Verfassungsbeschwerde gegen Ablehnung einer Dienstaufsichtsbeschwerde als unzulässig zurückgewiesen
- Gericht
- Verfassungsgerichtshof NRW
- Spruchkörper
- VERFASSUNGSGERICHTSHOF FÜR DAS LAND NORDRHEIN-WESTFALEN
- Aktenzeichen
- VerfGH 103/21.VB-1
- Datum
- 31.05.2022
- Rechtsgebiet
- Öffentliches Recht
- ECLI
- ECLI:DE:VFGHNRW:2022:0531.VERFGH103.21VB1.00
Abstrakte Rechtssätze
Die Verfassungsbeschwerde ist nur zulässig, wenn vor ihrer Erhebung der sonstige Rechtsweg erschöpft wurde, sofern gegen die behauptete Rechtsverletzung der Rechtsweg eröffnet ist.

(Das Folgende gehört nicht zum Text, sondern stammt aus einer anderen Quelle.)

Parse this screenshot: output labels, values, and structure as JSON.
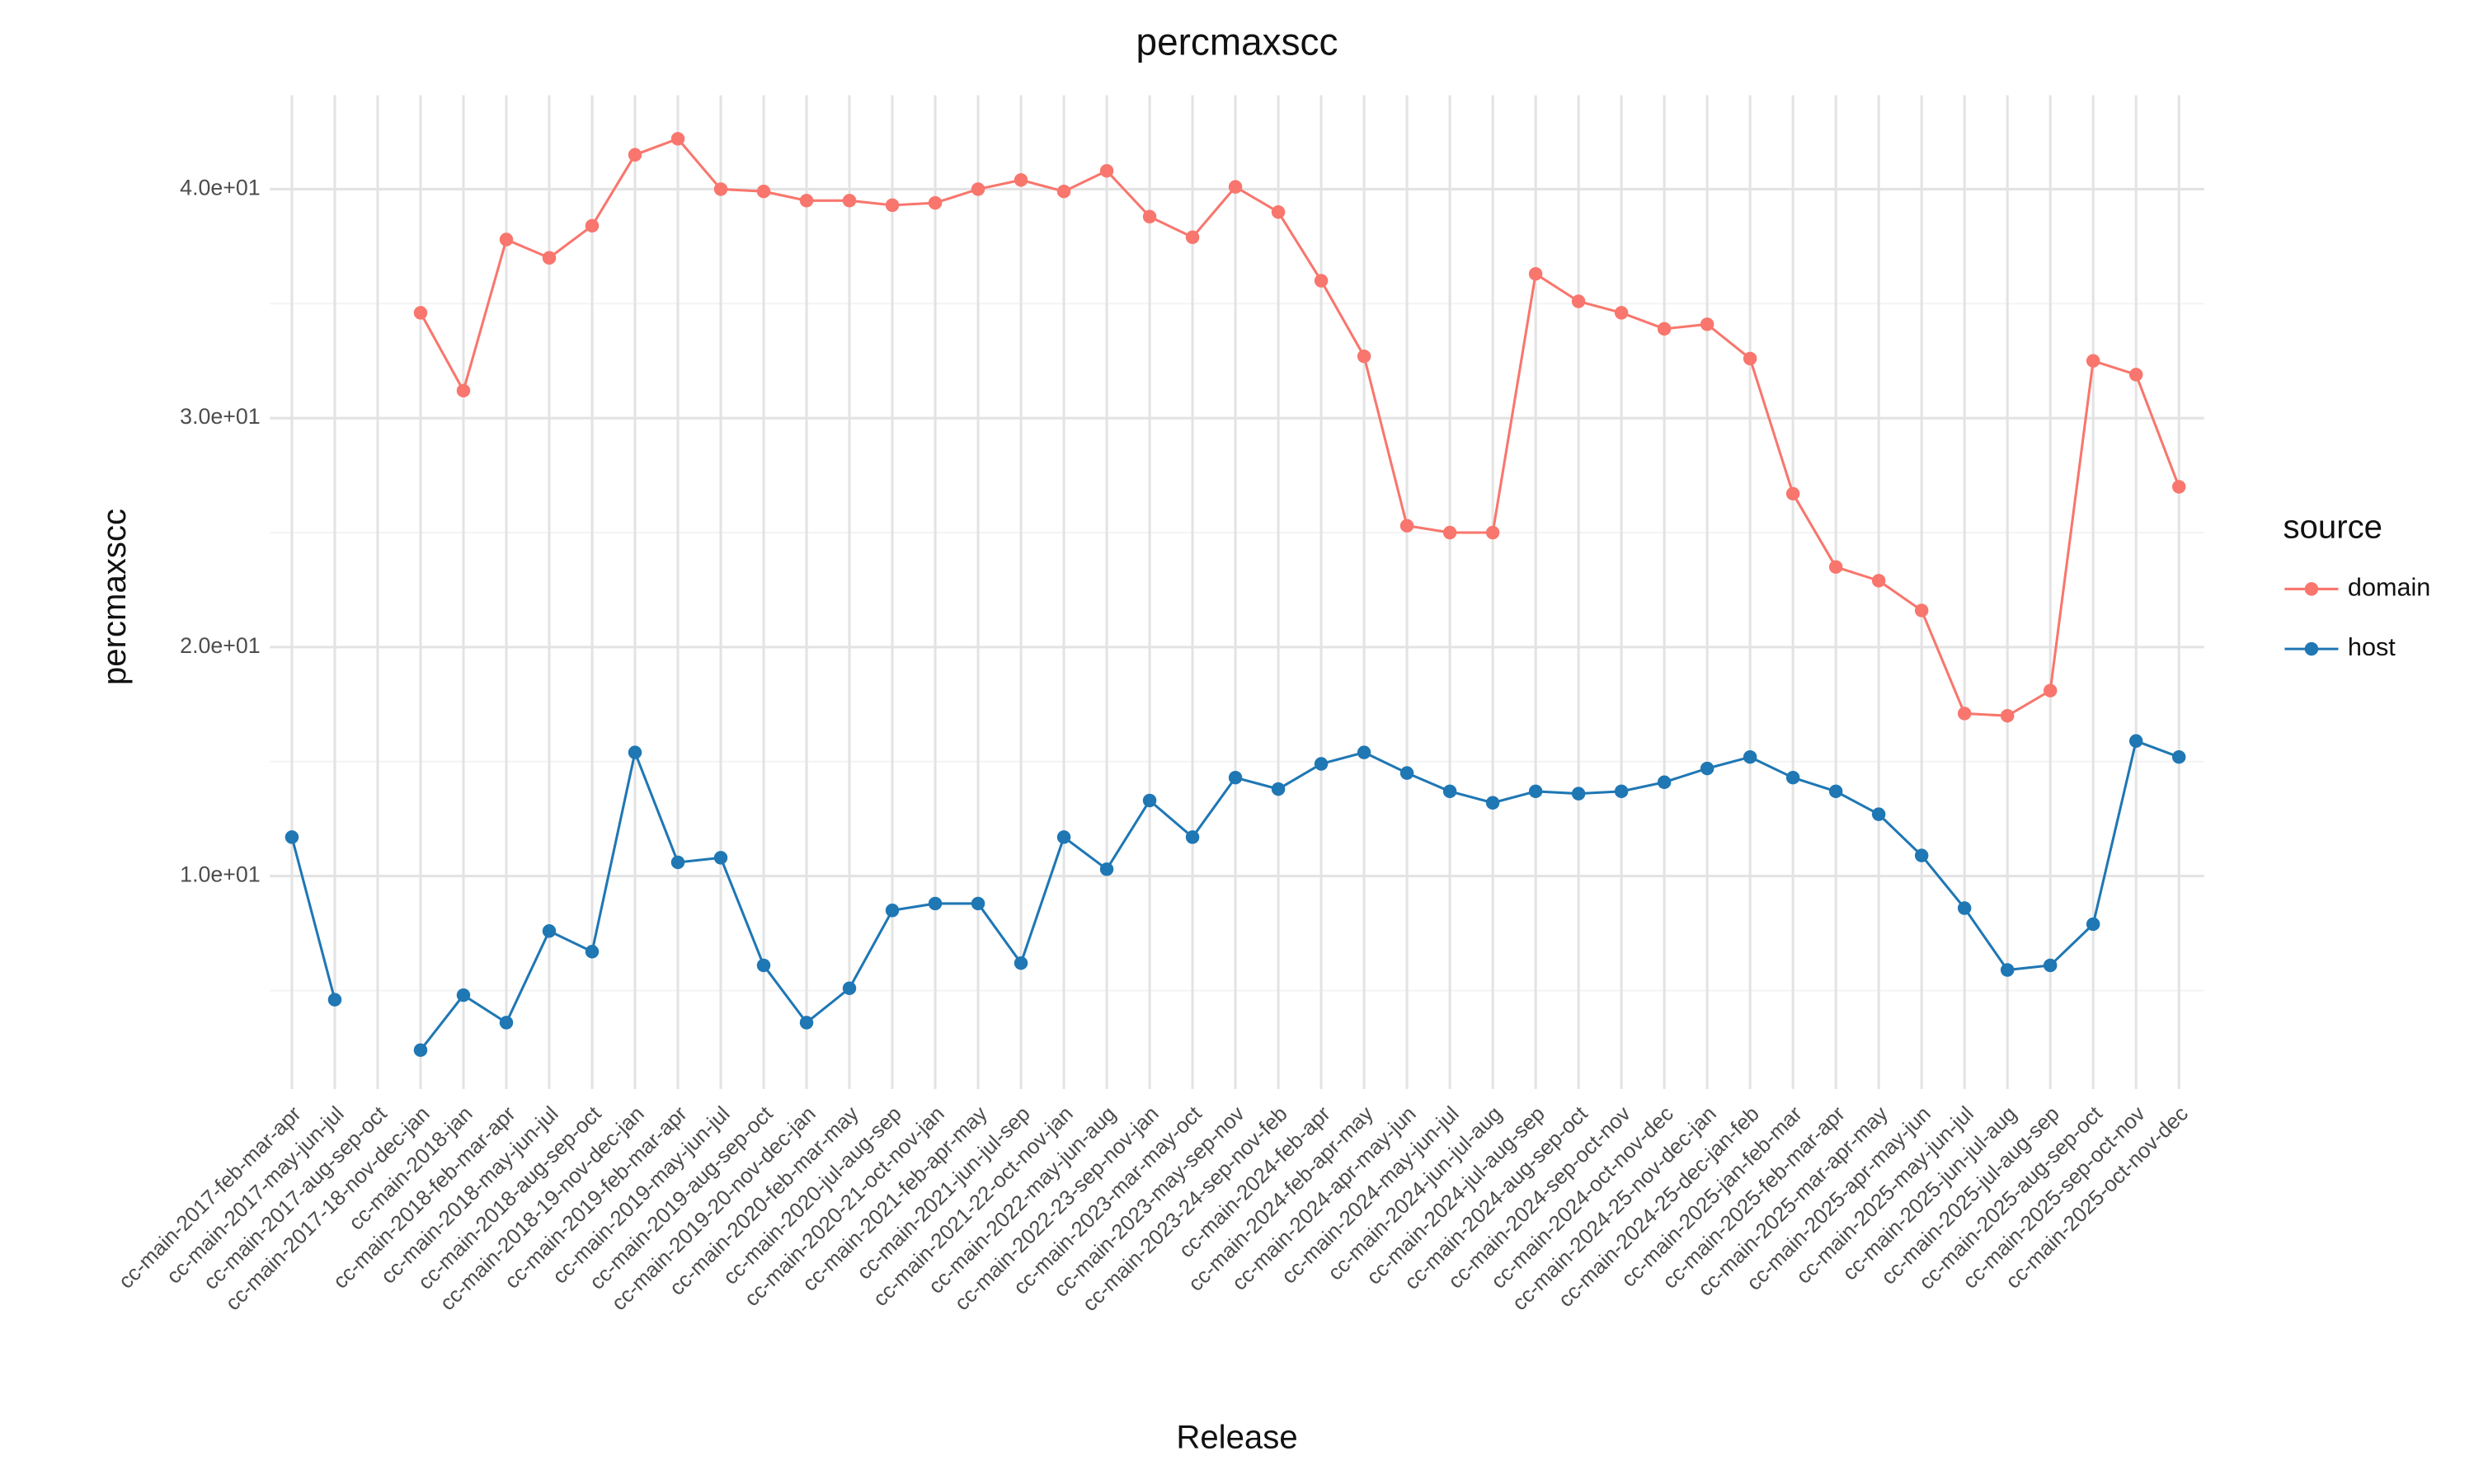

Besteht ein effektiver verwaltungsgerichtlicher Rechtschutz, muss dieser vor Erhebung einer Verfassungsbeschwerde in Anspruch genommen werden.
Die Verfassungsbeschwerde ist unzulässig, wenn die Begründung nicht hinreichend darlegt, dass der Beschwerdeführer in einem durch die Landesverfassung gewährten Recht verletzt worden sein könnte.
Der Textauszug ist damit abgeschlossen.